Opposing the lawsuit is an equally cynical and hypocritical group including Democratic governor Jerry Brown, the California Teachers Association and the California Federation of Teachers.
The teacher unions have given their full support to Brown, who has cut billions of dollars from education and has no plans of substantively restoring that money. Brown, far from being an opponent of the privatization of education, has started several charter schools himself and has passed budget proposals that strongly support the spread of charter schools. This year is an election year for Brown, and he will be backed heavily by the unions. The California Teachers Association has a full article on its web site on how the governor has acted in line with its own positions.

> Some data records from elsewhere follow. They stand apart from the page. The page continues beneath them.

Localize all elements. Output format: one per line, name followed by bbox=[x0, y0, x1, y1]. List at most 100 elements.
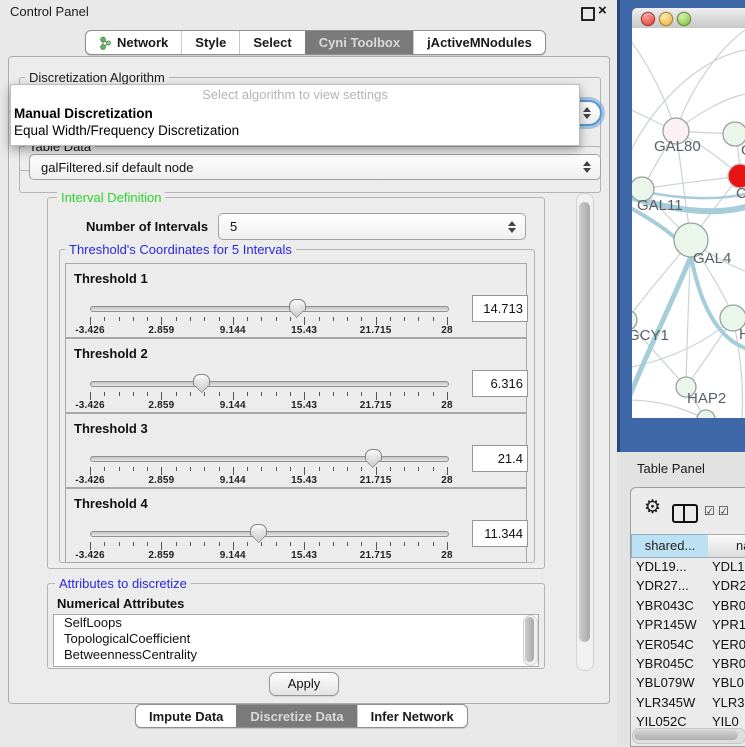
table-row[interactable]: YPR145WYPR1 bbox=[631, 617, 745, 636]
network-edge[interactable] bbox=[642, 176, 740, 189]
column-header-shared-name[interactable]: shared... bbox=[631, 534, 709, 558]
table-row[interactable]: YER054C YER0 bbox=[631, 637, 745, 656]
slider-tick bbox=[304, 467, 305, 475]
slider-scale-label: 21.715 bbox=[360, 475, 392, 486]
attributes-list-scrollbar[interactable] bbox=[523, 615, 538, 666]
network-edge[interactable] bbox=[691, 256, 745, 348]
threshold-panels: Threshold 1-3.4262.8599.14415.4321.71528… bbox=[65, 263, 527, 563]
table-row[interactable]: YLR345WYLR3 bbox=[631, 695, 745, 714]
threshold-value-input[interactable]: 11.344 bbox=[472, 520, 528, 547]
combo-arrows-icon bbox=[508, 214, 516, 239]
attribute-item-selfloops[interactable]: SelfLoops bbox=[54, 615, 538, 631]
tab-discretize-data[interactable]: Discretize Data bbox=[236, 705, 356, 727]
select-all-checkbox-icon[interactable]: ☑ bbox=[704, 504, 715, 518]
slider-tick bbox=[133, 392, 134, 396]
table-row[interactable]: YBR045CYBR0 bbox=[631, 656, 745, 675]
gear-icon[interactable]: ⚙ bbox=[644, 498, 661, 517]
close-icon[interactable]: × bbox=[598, 2, 607, 19]
numerical-attributes-list: SelfLoopsTopologicalCoefficientBetweenne… bbox=[53, 614, 539, 667]
cell-shared-name: YER054C bbox=[636, 637, 694, 652]
slider-tick bbox=[418, 317, 419, 321]
network-edge[interactable] bbox=[632, 36, 676, 131]
slider-tick bbox=[119, 317, 120, 321]
node-label: GAL11 bbox=[637, 197, 683, 214]
slider-tick bbox=[204, 542, 205, 546]
settings-scrollbar[interactable] bbox=[576, 193, 594, 671]
slider-tick bbox=[404, 392, 405, 396]
table-row[interactable]: YBR043CYBR0 bbox=[631, 598, 745, 617]
select-none-checkbox-icon[interactable]: ☑ bbox=[718, 504, 729, 518]
algorithm-option-manual-discretization[interactable]: Manual Discretization bbox=[11, 105, 579, 122]
threshold-value-input[interactable]: 14.713 bbox=[472, 295, 528, 322]
zoom-button[interactable] bbox=[677, 12, 691, 26]
slider-tick bbox=[347, 392, 348, 396]
algorithm-option-equal-width-frequency-discretization[interactable]: Equal Width/Frequency Discretization bbox=[11, 122, 579, 139]
tab-cyni-toolbox[interactable]: Cyni Toolbox bbox=[305, 31, 413, 54]
slider-tick bbox=[376, 317, 377, 325]
network-window-titlebar[interactable] bbox=[632, 8, 745, 29]
network-node-bottom-partial[interactable] bbox=[697, 410, 715, 418]
cell-shared-name: YPR145W bbox=[636, 617, 697, 632]
slider-tick bbox=[104, 542, 105, 546]
tab-impute-data[interactable]: Impute Data bbox=[136, 705, 236, 727]
table-hscrollbar-thumb[interactable] bbox=[634, 730, 738, 740]
table-row[interactable]: YDL19...YDL1 bbox=[631, 559, 745, 578]
slider-tick bbox=[347, 317, 348, 321]
slider-track[interactable] bbox=[90, 381, 449, 387]
attributes-list-scrollbar-thumb[interactable] bbox=[525, 617, 534, 662]
minimize-button[interactable] bbox=[659, 12, 673, 26]
attribute-item-betweennesscentrality[interactable]: BetweennessCentrality bbox=[54, 647, 538, 663]
columns-icon[interactable] bbox=[672, 504, 698, 523]
slider-scale-label: 2.859 bbox=[148, 475, 174, 486]
slider-tick bbox=[447, 467, 448, 475]
tab-select[interactable]: Select bbox=[239, 31, 304, 54]
slider-scale-label: 9.144 bbox=[220, 325, 246, 336]
slider-tick bbox=[133, 467, 134, 471]
slider-tick bbox=[247, 317, 248, 321]
apply-button[interactable]: Apply bbox=[269, 672, 339, 696]
slider-tick bbox=[147, 542, 148, 546]
slider-tick bbox=[276, 542, 277, 546]
slider-track[interactable] bbox=[90, 456, 449, 462]
network-canvas[interactable]: GAL80GCGAL11GAL4GCY1HHAP2 bbox=[632, 28, 745, 418]
tab-label: Impute Data bbox=[149, 709, 223, 724]
settings-scrollbar-thumb[interactable] bbox=[579, 202, 590, 642]
slider-tick bbox=[418, 542, 419, 546]
cell-name: YER0 bbox=[712, 637, 745, 652]
table-data-value: galFiltered.sif default node bbox=[41, 160, 193, 175]
slider-tick bbox=[347, 467, 348, 471]
slider-tick bbox=[333, 392, 334, 396]
tab-style[interactable]: Style bbox=[181, 31, 239, 54]
table-hscrollbar[interactable] bbox=[632, 728, 745, 744]
threshold-value-input[interactable]: 6.316 bbox=[472, 370, 528, 397]
threshold-value-input[interactable]: 21.4 bbox=[472, 445, 528, 472]
node-label: GAL80 bbox=[654, 138, 701, 155]
slider-thumb[interactable] bbox=[365, 449, 382, 461]
slider-scale-label: 2.859 bbox=[148, 550, 174, 561]
slider-track[interactable] bbox=[90, 306, 449, 312]
tab-jactivemnodules[interactable]: jActiveMNodules bbox=[413, 31, 545, 54]
tab-label: Discretize Data bbox=[250, 709, 343, 724]
tab-network[interactable]: Network bbox=[86, 31, 181, 54]
slider-tick bbox=[361, 392, 362, 396]
close-button[interactable] bbox=[641, 12, 655, 26]
slider-thumb[interactable] bbox=[193, 374, 210, 386]
slider-track[interactable] bbox=[90, 531, 449, 537]
cell-shared-name: YBR043C bbox=[636, 598, 694, 613]
slider-thumb[interactable] bbox=[289, 299, 306, 311]
tab-infer-network[interactable]: Infer Network bbox=[357, 705, 467, 727]
table-data-combobox[interactable]: galFiltered.sif default node bbox=[29, 154, 601, 180]
float-panel-icon[interactable] bbox=[581, 7, 595, 21]
attribute-item-topologicalcoefficient[interactable]: TopologicalCoefficient bbox=[54, 631, 538, 647]
node-label: HAP2 bbox=[687, 390, 726, 407]
table-row[interactable]: YBL079WYBL0 bbox=[631, 675, 745, 694]
cell-name: YBR0 bbox=[712, 656, 745, 671]
slider-tick bbox=[261, 467, 262, 471]
column-header-name[interactable]: name bbox=[708, 534, 745, 558]
number-of-intervals-combobox[interactable]: 5 bbox=[218, 213, 526, 240]
table-row[interactable]: YIL052CYIL0 bbox=[631, 714, 745, 728]
table-row[interactable]: YDR27...YDR2 bbox=[631, 578, 745, 597]
slider-thumb[interactable] bbox=[250, 524, 267, 536]
slider-tick bbox=[176, 467, 177, 471]
control-panel: Control Panel × NetworkStyleSelectCyni T… bbox=[0, 0, 618, 745]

Last year, both unions supported a bill that was passed by the State Assembly, AB 375. The bill truncated the teacher dismissal process, corroding a teachers’ right to due process. However, Brown vetoed the bill because, according to LAUSD’s chief lobbyist, he wanted “to make sure that all the stakeholders are on board.” Unlike AB 375, the litigation efforts by Students Matter circumnavigate the formal political process and the role of the unions in imposing the attack on public education.
The lawsuit is part of a nationwide assault on the right of students to a high-quality education and teachers to a secure well-paying job. The lead nationally has been taken by the Obama administration, again with the backing of the unions. Through his “Race to the Top” program, Obama has enthusiastically backed the expansion of charter schools and the introduction of other reforms, such as merit pay and testing, aimed at victimizing teachers.